Responding to Narcissistic Personality Disorder (NPD)
Recently, someone asked me for resources to help with a relationship in which the other person had been diagnosed with Narcissistic Personality Disorder. This diagnosis is a tough one because such a divergent sweep of resources is required and it is very hard work to establish and keep a safe connection.
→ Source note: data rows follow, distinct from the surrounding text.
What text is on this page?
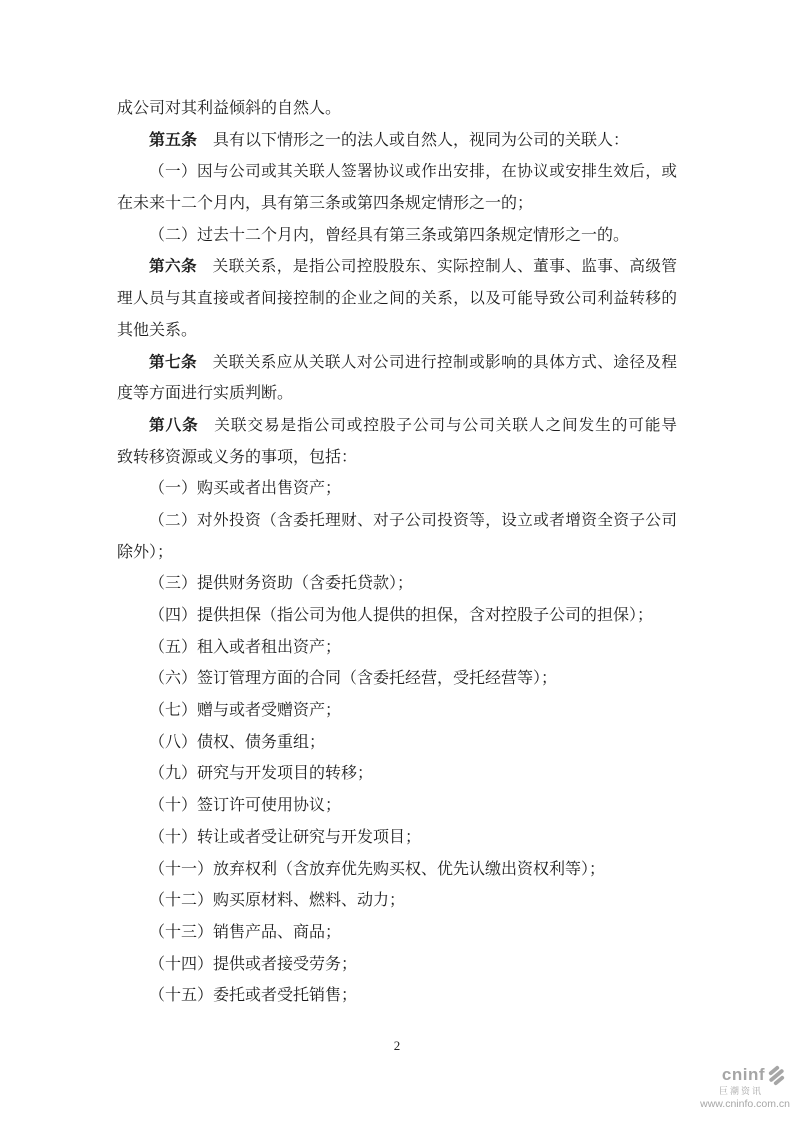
成公司对其利益倾斜的自然人。
第五条 具有以下情形之一的法人或自然人，视同为公司的关联人：
（一）因与公司或其关联人签署协议或作出安排，在协议或安排生效后，或
在未来十二个月内，具有第三条或第四条规定情形之一的；
（二）过去十二个月内，曾经具有第三条或第四条规定情形之一的。
第六条 关联关系，是指公司控股股东、实际控制人、董事、监事、高级管
理人员与其直接或者间接控制的企业之间的关系，以及可能导致公司利益转移的
其他关系。
第七条 关联关系应从关联人对公司进行控制或影响的具体方式、途径及程
度等方面进行实质判断。
第八条 关联交易是指公司或控股子公司与公司关联人之间发生的可能导
致转移资源或义务的事项，包括：
（一）购买或者出售资产；
（二）对外投资（含委托理财、对子公司投资等，设立或者增资全资子公司
除外）；
（三）提供财务资助（含委托贷款）；
（四）提供担保（指公司为他人提供的担保，含对控股子公司的担保）；
（五）租入或者租出资产；
（六）签订管理方面的合同（含委托经营，受托经营等）；
（七）赠与或者受赠资产；
（八）债权、债务重组；
（九）研究与开发项目的转移；
（十）签订许可使用协议；
（十）转让或者受让研究与开发项目；
（十一）放弃权利（含放弃优先购买权、优先认缴出资权利等）；
（十二）购买原材料、燃料、动力；
（十三）销售产品、商品；
（十四）提供或者接受劳务；
（十五）委托或者受托销售；
2
cninf
巨潮资讯
www.cninfo.com.cn
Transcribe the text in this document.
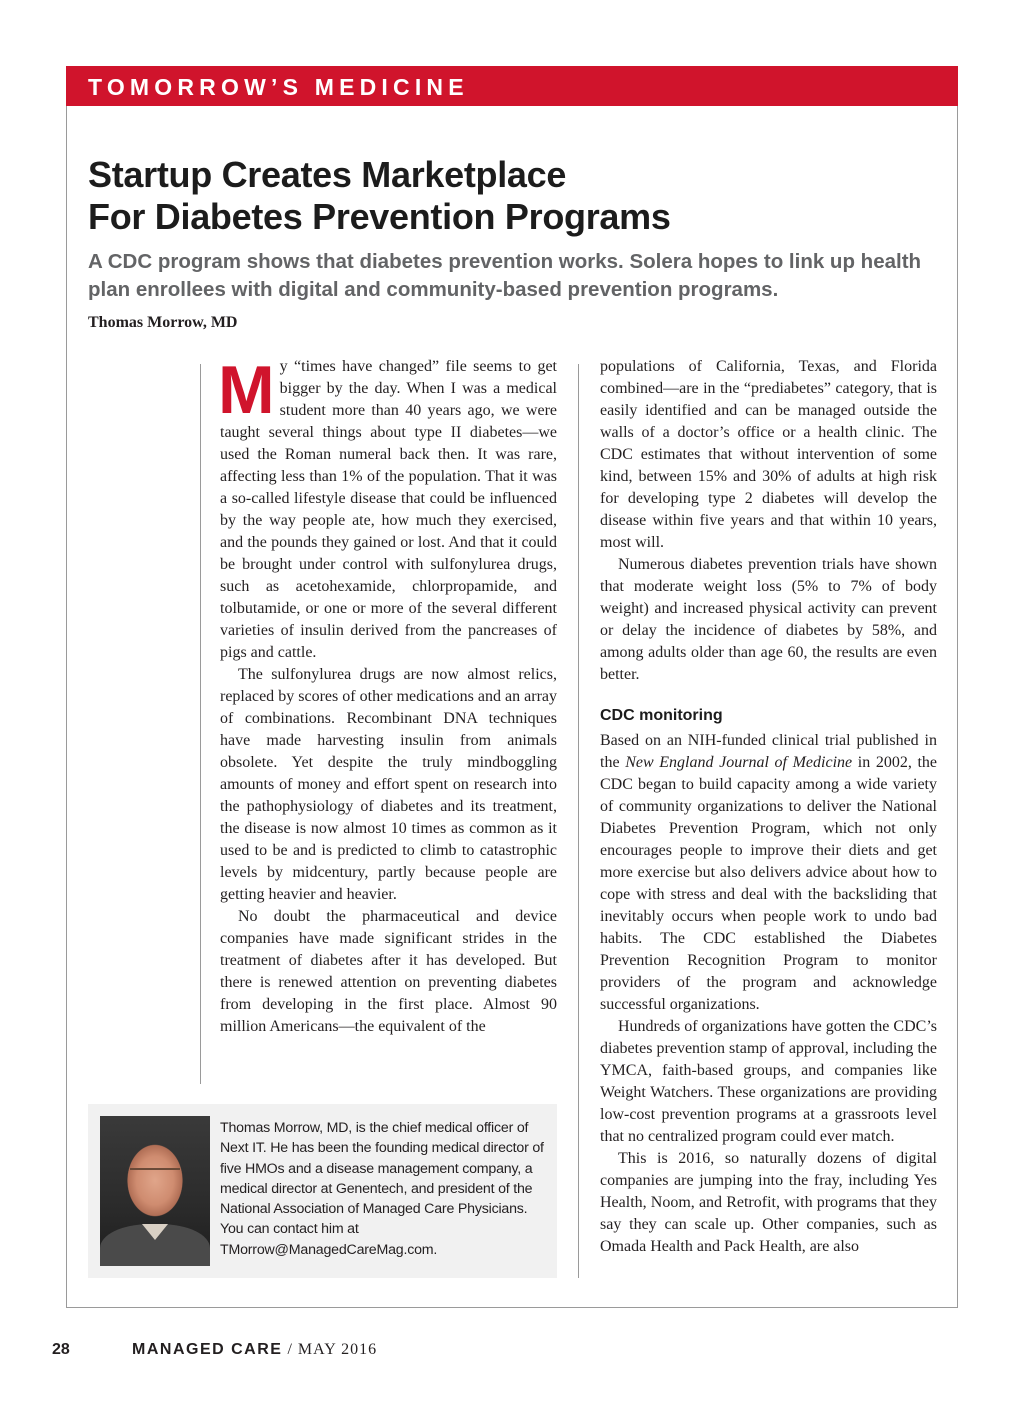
TOMORROW’S MEDICINE
Startup Creates Marketplace
For Diabetes Prevention Programs

A CDC program shows that diabetes prevention works. Solera hopes to link up health plan enrollees with digital and community-based prevention programs.

Thomas Morrow, MD

My “times have changed” file seems to get bigger by the day. When I was a medical student more than 40 years ago, we were taught several things about type II diabetes—we used the Roman numeral back then. It was rare, affecting less than 1% of the population. That it was a so-called lifestyle disease that could be influenced by the way people ate, how much they exercised, and the pounds they gained or lost. And that it could be brought under control with sulfonylurea drugs, such as acetohexamide, chlorpropamide, and tolbutamide, or one or more of the several different varieties of insulin derived from the pancreases of pigs and cattle.

The sulfonylurea drugs are now almost relics, replaced by scores of other medications and an array of combinations. Recombinant DNA techniques have made harvesting insulin from animals obsolete. Yet despite the truly mindboggling amounts of money and effort spent on research into the pathophysiology of diabetes and its treatment, the disease is now almost 10 times as common as it used to be and is predicted to climb to catastrophic levels by midcentury, partly because people are getting heavier and heavier.

No doubt the pharmaceutical and device companies have made significant strides in the treatment of diabetes after it has developed. But there is renewed attention on preventing diabetes from developing in the first place. Almost 90 million Americans—the equivalent of the

populations of California, Texas, and Florida combined—are in the “prediabetes” category, that is easily identified and can be managed outside the walls of a doctor’s office or a health clinic. The CDC estimates that without intervention of some kind, between 15% and 30% of adults at high risk for developing type 2 diabetes will develop the disease within five years and that within 10 years, most will.

Numerous diabetes prevention trials have shown that moderate weight loss (5% to 7% of body weight) and increased physical activity can prevent or delay the incidence of diabetes by 58%, and among adults older than age 60, the results are even better.

CDC monitoring

Based on an NIH-funded clinical trial published in the New England Journal of Medicine in 2002, the CDC began to build capacity among a wide variety of community organizations to deliver the National Diabetes Prevention Program, which not only encourages people to improve their diets and get more exercise but also delivers advice about how to cope with stress and deal with the backsliding that inevitably occurs when people work to undo bad habits. The CDC established the Diabetes Prevention Recognition Program to monitor providers of the program and acknowledge successful organizations.

Hundreds of organizations have gotten the CDC’s diabetes prevention stamp of approval, including the YMCA, faith-based groups, and companies like Weight Watchers. These organizations are providing low-cost prevention programs at a grassroots level that no centralized program could ever match.

This is 2016, so naturally dozens of digital companies are jumping into the fray, including Yes Health, Noom, and Retrofit, with programs that they say they can scale up. Other companies, such as Omada Health and Pack Health, are also

Thomas Morrow, MD, is the chief medical officer of Next IT. He has been the founding medical director of five HMOs and a disease management company, a medical director at Genentech, and president of the National Association of Managed Care Physicians. You can contact him at TMorrow@ManagedCareMag.com.

28	MANAGED CARE / MAY 2016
Some sort of a definition might be helpful, so I’ll paraphrase some of the main criteria of NPD as listed in the DSM-5:
- A sense of entitlement, self-aggrandizement and, at times, extremely low self-regard and self-esteem
- Intense and changeable emotions based upon current self-esteem
- A marked lack of empathy; therefore, no ownership of how one’s behaviours are causing harm to others or self
- Extremes in standards for self and others (can fluctuate between perfectionism and no standards at all)
- Superficiality in relationships; governed by what can be gained; little genuine interest in others
- More often diagnosed in younger adults and men
- Thought to be correlated with cultures who value individualism and to folks who may have deep roots in shame
Here are some ideas that I might explore in a counselling session with the non-NPD person:
- Diagnosis: What is NPD so that I understand what I am dealing with?
- Differentiation of Self: How do I stay with this relationship without losing myself and/or the relationship?
- Values and Beliefs: expectations of roles, expectations of self and other, and realistic goals for the relationship
- Possibilities: new and different ways of interaction based upon your beliefs and values
- Agency, self-esteem, boundaries, and the negotiation of power
- Managing emotions and interactions in the moment: awareness of triggers, maintaining the “objective reporter” role
- Creating ways of escape and psychological space
Typically, this type of relationship will not get better over time on its own and it is often very intense and sometimes even frightening to be with a person struggling with NPD symptoms. Navigating it will probably be confusing and disheartening at times. Learning about it, creating some distance from the relationship, and/or garnering some support for yourself can be of great value.